- DVD cover
- Directed by: Evan Clarry
- Written by: Stephen Davis, Kier Shorey (screenplay)
- Starring: Matthew Newton Craig Horner Kristian Schmid Veronica Sywak Mark Priestley Travis Cotton Petra Yared Charlotte Rees Nathalie Roy Jessica Gower Tony Brockman Jamie Croft Gyton Grantley Damien Garvey
- Release date: 2002;
- Country: Australia
- Language: English
- Box office: $1,454,428 (Australia)

= Blurred (film) =

2002 film

Blurred is a 2002 Australian film about groups of school leavers travelling for schoolies week on the Gold Coast.

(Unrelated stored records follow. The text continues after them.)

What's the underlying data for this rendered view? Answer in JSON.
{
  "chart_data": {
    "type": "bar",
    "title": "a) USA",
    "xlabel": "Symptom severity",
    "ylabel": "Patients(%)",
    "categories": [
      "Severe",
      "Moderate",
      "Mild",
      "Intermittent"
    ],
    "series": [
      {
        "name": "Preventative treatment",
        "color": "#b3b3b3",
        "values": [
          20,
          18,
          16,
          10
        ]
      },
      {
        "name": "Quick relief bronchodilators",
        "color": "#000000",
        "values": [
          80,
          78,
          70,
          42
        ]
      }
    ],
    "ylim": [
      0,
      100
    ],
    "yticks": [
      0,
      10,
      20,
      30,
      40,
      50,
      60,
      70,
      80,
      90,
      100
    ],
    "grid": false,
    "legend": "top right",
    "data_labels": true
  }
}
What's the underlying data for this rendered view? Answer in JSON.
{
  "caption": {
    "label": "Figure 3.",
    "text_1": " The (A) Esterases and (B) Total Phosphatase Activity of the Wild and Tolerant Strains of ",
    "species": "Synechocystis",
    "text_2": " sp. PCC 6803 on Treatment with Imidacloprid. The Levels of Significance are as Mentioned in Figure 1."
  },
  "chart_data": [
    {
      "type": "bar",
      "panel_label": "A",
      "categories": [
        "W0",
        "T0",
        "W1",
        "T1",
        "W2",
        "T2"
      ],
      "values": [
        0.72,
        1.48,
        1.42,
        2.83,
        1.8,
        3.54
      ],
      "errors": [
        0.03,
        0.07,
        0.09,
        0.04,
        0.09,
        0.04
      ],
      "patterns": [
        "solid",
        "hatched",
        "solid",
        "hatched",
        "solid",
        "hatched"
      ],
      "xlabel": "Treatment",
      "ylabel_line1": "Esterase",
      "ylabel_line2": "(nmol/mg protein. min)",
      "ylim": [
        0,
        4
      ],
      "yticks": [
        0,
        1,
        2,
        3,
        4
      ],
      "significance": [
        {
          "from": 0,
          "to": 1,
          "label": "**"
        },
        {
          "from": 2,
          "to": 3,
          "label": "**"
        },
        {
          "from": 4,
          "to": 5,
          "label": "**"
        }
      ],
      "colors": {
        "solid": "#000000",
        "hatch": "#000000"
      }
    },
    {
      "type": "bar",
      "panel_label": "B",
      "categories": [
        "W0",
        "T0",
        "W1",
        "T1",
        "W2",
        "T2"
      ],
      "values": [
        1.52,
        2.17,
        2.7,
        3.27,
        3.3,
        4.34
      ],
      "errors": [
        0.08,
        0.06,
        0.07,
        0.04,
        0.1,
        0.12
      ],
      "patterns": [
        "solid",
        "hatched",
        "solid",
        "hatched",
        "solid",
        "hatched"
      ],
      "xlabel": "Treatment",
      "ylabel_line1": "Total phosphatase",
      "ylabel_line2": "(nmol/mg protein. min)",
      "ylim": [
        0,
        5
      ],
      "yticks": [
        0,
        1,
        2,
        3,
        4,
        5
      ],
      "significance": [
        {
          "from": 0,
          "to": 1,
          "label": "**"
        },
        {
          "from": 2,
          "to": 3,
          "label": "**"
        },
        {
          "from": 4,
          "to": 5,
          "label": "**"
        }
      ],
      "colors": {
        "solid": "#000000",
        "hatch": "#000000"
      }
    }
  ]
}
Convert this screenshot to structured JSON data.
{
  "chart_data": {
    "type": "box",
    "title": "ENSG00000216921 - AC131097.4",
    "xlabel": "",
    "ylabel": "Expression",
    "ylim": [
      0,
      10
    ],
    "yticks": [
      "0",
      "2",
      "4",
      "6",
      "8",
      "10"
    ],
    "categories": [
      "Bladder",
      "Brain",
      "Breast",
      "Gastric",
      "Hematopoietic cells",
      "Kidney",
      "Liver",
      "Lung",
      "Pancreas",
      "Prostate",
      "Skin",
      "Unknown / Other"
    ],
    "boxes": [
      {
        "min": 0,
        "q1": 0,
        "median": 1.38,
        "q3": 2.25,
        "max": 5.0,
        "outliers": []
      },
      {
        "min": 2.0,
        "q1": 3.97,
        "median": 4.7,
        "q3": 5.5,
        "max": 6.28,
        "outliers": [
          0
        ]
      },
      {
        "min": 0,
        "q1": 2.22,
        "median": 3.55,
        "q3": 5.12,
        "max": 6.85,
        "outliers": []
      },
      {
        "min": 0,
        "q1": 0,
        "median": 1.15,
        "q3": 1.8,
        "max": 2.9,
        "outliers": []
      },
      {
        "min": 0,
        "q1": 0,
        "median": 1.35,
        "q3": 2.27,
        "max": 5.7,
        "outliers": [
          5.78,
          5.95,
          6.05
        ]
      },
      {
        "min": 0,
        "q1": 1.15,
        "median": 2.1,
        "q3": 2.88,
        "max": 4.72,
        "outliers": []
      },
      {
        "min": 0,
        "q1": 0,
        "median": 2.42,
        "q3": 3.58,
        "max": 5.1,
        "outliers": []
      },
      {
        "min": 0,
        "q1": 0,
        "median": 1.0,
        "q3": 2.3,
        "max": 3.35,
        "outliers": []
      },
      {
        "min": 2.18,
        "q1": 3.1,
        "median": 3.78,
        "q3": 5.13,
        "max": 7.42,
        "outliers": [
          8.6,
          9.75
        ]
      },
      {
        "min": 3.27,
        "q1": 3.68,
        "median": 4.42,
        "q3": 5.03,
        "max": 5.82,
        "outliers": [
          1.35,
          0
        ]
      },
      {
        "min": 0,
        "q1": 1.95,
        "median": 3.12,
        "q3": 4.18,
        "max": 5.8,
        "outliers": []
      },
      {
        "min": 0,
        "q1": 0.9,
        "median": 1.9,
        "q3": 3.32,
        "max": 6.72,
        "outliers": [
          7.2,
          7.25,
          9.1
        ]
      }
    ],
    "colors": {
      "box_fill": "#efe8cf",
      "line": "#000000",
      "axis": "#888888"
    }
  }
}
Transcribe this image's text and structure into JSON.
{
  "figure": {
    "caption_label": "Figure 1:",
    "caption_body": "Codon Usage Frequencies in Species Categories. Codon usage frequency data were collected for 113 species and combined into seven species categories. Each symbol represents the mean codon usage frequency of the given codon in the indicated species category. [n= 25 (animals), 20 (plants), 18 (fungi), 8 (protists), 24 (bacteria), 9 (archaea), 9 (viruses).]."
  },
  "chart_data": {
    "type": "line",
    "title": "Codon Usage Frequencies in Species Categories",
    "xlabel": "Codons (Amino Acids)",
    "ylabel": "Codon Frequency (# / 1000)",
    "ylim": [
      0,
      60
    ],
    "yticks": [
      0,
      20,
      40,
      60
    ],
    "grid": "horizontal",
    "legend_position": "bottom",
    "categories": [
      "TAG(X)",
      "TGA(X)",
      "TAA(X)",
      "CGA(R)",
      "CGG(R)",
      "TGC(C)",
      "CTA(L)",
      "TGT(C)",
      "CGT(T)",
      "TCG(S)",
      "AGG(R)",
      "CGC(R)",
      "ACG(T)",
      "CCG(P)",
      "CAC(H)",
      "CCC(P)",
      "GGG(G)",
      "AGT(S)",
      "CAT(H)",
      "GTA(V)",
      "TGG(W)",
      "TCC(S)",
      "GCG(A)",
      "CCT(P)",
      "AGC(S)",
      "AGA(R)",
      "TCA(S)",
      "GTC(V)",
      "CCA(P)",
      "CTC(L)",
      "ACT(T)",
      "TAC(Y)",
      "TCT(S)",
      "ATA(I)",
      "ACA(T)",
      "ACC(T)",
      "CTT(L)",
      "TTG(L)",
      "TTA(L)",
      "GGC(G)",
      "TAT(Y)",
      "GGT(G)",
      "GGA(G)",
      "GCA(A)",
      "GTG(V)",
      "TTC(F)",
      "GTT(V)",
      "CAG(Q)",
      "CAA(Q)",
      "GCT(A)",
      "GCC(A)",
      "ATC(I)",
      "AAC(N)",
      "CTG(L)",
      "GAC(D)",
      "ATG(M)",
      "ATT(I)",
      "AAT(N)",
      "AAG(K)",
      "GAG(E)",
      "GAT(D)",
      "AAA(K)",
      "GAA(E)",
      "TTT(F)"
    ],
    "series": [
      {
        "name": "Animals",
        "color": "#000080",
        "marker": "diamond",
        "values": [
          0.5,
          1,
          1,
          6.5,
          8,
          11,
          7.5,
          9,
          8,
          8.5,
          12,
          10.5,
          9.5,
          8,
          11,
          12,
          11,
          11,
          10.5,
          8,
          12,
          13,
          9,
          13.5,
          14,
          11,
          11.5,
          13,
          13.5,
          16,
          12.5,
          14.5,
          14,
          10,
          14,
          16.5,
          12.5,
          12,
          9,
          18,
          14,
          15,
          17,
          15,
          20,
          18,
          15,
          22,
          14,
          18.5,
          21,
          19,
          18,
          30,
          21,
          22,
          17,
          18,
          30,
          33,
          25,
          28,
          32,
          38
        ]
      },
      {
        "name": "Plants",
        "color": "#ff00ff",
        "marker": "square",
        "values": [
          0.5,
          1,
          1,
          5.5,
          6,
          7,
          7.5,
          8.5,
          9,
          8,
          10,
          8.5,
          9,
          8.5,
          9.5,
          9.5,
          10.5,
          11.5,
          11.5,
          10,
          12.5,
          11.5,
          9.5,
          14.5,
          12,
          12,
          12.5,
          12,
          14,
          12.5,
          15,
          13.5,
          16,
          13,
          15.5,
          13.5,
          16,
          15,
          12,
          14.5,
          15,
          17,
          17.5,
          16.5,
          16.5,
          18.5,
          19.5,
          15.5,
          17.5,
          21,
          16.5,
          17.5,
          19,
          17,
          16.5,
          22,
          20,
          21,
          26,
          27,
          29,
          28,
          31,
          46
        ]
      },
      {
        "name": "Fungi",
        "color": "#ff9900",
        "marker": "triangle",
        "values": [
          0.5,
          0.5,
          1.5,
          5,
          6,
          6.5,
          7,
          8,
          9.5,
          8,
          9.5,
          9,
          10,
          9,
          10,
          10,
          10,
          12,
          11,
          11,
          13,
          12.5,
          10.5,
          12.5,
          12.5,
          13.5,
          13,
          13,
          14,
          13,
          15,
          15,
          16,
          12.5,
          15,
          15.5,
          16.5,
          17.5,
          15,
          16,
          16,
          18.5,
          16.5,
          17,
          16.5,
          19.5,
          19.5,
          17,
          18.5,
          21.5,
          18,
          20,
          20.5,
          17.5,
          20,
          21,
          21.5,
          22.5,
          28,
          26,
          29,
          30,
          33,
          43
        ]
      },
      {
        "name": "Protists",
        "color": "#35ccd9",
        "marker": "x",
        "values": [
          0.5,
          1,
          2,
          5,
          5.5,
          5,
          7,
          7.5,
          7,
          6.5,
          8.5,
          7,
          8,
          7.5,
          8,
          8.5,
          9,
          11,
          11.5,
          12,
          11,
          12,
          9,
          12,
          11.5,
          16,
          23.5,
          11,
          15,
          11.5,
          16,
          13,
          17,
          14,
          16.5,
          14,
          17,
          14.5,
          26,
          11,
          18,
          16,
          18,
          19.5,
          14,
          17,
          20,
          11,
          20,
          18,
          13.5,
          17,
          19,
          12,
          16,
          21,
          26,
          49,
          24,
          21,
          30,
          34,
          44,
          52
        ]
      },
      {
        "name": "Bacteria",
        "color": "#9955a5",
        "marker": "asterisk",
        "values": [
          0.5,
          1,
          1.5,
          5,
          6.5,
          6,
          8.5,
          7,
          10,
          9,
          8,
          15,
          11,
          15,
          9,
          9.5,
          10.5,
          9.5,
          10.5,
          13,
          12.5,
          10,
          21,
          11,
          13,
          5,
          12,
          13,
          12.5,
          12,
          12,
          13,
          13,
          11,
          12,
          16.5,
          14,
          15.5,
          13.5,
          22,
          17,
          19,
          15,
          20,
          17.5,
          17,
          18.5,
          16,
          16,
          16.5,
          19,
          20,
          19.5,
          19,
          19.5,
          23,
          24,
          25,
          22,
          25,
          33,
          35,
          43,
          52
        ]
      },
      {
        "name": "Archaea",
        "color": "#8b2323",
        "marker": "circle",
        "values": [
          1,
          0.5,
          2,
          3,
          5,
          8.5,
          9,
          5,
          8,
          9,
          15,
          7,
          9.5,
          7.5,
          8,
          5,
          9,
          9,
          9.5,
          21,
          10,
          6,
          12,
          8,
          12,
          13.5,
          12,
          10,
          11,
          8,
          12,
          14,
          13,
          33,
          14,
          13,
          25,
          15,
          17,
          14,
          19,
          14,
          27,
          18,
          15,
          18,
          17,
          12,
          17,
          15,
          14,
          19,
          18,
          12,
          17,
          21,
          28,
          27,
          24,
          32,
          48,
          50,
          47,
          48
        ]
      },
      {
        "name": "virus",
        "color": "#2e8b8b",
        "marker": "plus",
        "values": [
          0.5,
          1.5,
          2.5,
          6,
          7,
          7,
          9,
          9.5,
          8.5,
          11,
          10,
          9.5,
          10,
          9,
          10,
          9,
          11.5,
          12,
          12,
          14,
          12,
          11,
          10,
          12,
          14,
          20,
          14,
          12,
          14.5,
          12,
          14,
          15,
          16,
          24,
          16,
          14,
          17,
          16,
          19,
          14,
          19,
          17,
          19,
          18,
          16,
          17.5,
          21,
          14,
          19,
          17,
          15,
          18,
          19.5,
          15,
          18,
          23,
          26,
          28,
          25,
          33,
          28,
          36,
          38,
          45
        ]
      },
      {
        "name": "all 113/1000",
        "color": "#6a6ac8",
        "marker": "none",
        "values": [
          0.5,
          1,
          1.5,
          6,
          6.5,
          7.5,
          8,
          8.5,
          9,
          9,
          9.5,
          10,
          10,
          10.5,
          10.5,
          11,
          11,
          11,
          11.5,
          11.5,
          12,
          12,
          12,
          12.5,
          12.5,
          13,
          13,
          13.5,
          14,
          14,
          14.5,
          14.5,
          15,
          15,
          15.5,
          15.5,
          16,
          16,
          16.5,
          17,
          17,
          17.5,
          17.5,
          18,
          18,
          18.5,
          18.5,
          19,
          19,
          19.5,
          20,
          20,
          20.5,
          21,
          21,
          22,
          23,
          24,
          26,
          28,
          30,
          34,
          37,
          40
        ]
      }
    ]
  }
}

It was directed by Evan Clarry and written by Stephen Davis and Kier Shorey.

==Cast==
- Matthew Newton as Mason the Chauffeur
- Craig Horner as Pete the Bus Nerd
- Kristian Schmid as Danny the Bus Nerd
- Veronica Sywak as Lynette the Bus Nerdette
- Mark Priestley as Calvin Jutsom the Holden Boy
- Travis Cotton as Wayne the Holden Boy
- Petra Yared as Yolanda the Limo Girl
- Charlotte Rees as Amanda the Limo Girl
- Nathalie Roy as Freda the Apartment Girl
- Jessica Gower as Jillian the Train Girl
- Tony Brockman as Bradley the Train Boy
- Jamie Croft as Zack the Innocent
- Gyton Grantley as Gavin
- Damien Garvey as Pigman

==Awards==
- 2003 Australian Film Institute Awards – Best Screenplay, Adapted from another Source (nominated)

==Box office==
Blurred grossed $1,454,428 at the box office in Australia.